— Джеймс, — вдруг рассмеялся Эрик, — идите вы вместе с вашим больным на голову хозяином… Вы не можете или не хотите понять, что падающую бомбу нельзя остановить после того, как ее уже сбросили. Все будет так, как было решено раньше. При всем уважении — думаю, что мы с вами больше никогда не услышим друг друга. И этого номера больше не существует…
Он прервал разговор, не дослушав что-то кричавшего в трубку Джеймса, потом вытащил из телефона сим-карту, поломал ее и бросил в водосточную решетку. Через сто метров в мусорный бак отправился и сам телефон.
«Какие же идиоты! — мысленно говорил сам с собой Эрик, сворачивая на Вест-Бродвей, — Они заказали такой гигантский проект, авансировали без малого миллиард, я полгода готовил все. Сотни людей задействованы, причем вслепую. И вот на тебе — здания должны остаться в целости. Самолеты пусть врезаются, а два больших домика надо сохранить! Хозяин хочет оставить их себе на память, что ли? С третьим-то все понятно — им необходимо уничтожить то, что внутри этого здания. Тупые клоуны! Все запущено, и назад отмотать уже ничего не получится. Надеюсь, урод, притворяющийся, что его зовут Джеймсом, все понял. Хотя неважно, и это уже не моя проблема. Все пойдет по плану, который они же и согласовали. Тем более — деньги получены и никакого обмана здесь быть не может. Значит, просто обделались… Какая же очередная бредовая идея пришла в очередную высокопоставленную голову?

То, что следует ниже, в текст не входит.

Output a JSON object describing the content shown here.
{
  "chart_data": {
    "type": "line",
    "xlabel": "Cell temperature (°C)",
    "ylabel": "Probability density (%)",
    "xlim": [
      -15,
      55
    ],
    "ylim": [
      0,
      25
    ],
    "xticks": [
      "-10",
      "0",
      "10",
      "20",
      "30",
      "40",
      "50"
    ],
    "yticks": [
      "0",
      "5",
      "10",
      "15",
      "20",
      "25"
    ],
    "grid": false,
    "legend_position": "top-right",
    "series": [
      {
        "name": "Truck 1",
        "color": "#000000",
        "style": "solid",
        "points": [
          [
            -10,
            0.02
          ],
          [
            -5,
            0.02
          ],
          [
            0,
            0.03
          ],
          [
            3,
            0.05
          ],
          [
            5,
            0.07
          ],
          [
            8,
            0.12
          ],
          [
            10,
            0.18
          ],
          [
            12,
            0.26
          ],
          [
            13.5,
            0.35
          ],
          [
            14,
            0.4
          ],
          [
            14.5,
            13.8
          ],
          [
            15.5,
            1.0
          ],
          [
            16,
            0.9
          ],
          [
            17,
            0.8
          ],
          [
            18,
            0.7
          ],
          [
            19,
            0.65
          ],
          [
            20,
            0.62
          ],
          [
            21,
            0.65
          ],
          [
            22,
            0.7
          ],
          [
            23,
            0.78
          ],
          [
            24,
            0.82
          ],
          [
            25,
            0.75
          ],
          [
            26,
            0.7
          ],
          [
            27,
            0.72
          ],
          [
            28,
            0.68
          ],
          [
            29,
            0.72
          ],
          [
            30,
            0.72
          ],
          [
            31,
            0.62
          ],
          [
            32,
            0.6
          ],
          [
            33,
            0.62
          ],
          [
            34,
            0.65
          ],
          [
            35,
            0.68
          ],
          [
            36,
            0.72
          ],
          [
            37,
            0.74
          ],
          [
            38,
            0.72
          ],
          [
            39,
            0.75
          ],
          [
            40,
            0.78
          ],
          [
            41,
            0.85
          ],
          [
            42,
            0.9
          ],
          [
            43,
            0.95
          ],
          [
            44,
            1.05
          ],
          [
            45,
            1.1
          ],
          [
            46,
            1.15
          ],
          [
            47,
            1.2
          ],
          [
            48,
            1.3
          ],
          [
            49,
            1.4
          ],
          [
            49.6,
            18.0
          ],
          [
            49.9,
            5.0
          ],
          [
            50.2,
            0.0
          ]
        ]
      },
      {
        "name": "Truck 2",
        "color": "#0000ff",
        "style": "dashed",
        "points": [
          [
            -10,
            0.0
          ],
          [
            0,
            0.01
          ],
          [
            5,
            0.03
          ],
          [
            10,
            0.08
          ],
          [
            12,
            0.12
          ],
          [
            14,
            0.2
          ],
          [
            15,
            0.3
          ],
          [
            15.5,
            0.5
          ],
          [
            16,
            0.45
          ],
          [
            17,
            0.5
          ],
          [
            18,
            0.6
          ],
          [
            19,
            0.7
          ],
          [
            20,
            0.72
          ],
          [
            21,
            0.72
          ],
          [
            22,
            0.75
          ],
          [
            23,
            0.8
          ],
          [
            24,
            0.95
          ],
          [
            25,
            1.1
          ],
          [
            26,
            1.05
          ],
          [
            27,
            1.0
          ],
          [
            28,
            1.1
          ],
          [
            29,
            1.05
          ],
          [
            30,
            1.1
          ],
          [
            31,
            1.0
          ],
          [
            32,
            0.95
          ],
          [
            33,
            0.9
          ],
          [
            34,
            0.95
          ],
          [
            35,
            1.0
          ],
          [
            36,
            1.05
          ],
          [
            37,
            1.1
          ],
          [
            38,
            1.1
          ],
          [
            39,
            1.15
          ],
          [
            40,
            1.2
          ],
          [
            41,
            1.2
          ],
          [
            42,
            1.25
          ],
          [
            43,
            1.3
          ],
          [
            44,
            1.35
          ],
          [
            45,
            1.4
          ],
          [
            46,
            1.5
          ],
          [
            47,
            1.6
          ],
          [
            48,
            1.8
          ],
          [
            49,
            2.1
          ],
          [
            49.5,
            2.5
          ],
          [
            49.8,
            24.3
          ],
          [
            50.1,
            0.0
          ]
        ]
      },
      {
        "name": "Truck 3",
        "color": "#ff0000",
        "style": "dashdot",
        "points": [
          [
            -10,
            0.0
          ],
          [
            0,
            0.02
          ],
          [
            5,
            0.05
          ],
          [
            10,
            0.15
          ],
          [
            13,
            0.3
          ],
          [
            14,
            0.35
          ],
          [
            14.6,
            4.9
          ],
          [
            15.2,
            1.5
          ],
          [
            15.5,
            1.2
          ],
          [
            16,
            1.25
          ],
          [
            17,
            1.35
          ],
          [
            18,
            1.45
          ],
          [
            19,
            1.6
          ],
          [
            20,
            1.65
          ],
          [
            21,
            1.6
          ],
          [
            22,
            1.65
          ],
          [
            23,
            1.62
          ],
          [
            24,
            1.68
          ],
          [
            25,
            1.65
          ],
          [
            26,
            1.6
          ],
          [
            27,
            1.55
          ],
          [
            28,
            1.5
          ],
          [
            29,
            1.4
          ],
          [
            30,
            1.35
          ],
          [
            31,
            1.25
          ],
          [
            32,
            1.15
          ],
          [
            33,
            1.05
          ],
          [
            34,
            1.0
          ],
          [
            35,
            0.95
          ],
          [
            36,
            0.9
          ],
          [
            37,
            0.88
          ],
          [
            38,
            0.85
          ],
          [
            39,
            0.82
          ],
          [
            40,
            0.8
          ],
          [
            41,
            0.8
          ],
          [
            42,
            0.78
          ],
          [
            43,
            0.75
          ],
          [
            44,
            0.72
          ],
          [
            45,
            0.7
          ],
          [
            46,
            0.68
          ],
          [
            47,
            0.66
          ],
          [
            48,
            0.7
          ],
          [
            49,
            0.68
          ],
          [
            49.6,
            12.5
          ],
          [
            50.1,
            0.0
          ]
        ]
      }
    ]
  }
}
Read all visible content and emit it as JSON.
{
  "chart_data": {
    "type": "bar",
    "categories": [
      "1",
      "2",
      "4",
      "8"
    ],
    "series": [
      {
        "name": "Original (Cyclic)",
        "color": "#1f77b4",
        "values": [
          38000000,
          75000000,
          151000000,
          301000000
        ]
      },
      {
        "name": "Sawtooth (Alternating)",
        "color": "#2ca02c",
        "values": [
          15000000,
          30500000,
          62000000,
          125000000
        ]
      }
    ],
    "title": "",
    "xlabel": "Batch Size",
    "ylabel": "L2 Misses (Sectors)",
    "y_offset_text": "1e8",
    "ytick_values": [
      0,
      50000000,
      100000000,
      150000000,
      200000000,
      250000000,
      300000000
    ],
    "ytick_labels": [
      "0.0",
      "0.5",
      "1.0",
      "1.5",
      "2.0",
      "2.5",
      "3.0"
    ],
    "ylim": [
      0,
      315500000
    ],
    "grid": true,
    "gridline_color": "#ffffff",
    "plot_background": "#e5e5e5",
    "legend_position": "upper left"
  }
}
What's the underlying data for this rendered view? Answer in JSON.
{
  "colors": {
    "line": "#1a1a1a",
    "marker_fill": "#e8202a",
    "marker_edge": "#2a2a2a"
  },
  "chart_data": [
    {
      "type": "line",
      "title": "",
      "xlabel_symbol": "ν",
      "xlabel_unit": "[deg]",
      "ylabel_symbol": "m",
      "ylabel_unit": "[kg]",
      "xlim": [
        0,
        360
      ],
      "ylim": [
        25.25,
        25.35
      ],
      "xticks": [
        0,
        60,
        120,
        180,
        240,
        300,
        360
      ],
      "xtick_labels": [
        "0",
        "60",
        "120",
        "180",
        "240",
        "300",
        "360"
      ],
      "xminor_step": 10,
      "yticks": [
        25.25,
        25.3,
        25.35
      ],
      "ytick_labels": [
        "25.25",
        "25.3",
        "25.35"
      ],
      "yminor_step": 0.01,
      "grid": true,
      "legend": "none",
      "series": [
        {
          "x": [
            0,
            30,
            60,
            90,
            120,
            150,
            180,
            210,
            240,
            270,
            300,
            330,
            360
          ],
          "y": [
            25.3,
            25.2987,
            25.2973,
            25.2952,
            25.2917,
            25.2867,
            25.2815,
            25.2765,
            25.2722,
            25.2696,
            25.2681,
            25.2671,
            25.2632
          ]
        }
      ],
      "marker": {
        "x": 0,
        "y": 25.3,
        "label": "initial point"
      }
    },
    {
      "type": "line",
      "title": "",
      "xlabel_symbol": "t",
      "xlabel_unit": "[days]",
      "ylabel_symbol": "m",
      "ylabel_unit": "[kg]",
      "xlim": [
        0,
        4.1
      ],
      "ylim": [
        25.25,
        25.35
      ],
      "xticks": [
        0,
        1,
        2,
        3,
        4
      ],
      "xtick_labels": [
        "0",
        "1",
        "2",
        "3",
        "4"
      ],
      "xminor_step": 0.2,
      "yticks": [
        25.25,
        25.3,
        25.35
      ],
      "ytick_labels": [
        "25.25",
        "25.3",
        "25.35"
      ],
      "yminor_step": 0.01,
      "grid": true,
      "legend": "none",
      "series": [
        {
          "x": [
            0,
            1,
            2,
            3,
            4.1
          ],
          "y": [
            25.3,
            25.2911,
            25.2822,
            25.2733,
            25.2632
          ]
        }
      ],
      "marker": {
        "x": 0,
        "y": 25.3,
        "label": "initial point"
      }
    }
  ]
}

Утро окончательно накрыло Манхэттен. В тот день оно было особенно прозрачным, отдающим в голубизну и чуть вибрирующим от своей же легкой прохлады. Два близнеца-гиганта ВТЦ радостно взмывали в небо, прорезанные первыми солнечными лучами, и в таком ракурсе исчезала их давящая огромность — и они превращались в изумительное переплетение чистых длинных линий, идеально вписанное в строгие грани младших собратьев. Эрик непроизвольно остановился и замер, задрав голову, он любовался громадными кристаллами, купающимися в утренних лучах.
Совсем маленькое кафе, куда свернул Новак, каким-то невероятным образом втиснулось между огромным банком и массивной почтой. За двумя столиками спешно заканчивали завтрак несколько отутюженных банковских клерков. Ели молча, уставившись в утренние газеты. Звучала странная, неизвестная Новаку песня:
«Я — черный пес, бегущий краем моря,
За гранью чувств, даруя звук и свет
Той Женщине из вековых историй,
Магической, как древний амулет…»[69]
Эрик расположился у окна, откуда, если поднять голову, открывалась большая часть панорамы зданий ВТЦ. Очень захотелось коньяка, густого и терпкого, с древесным запахом, такого, чтобы каждый глоток обволакивал горло и легкими мягкими толчками слегка отзывался в голове. Он улыбнулся — ну вот, появилась уже вторая странность. Первой его странностью было давнее и непреодолимое желание всегда лично присутствовать на месте событий во время глобальных акций. А теперь вот и коньяк с утра. Может привлечь внимание. Ну и ладно. В этом городе давно уже никто никого не интересует. Тем более, скоро здесь произойдет такое, что люди и не вспомнят о пожилом джентльмене, очень рано заказавшем «Хеннесси».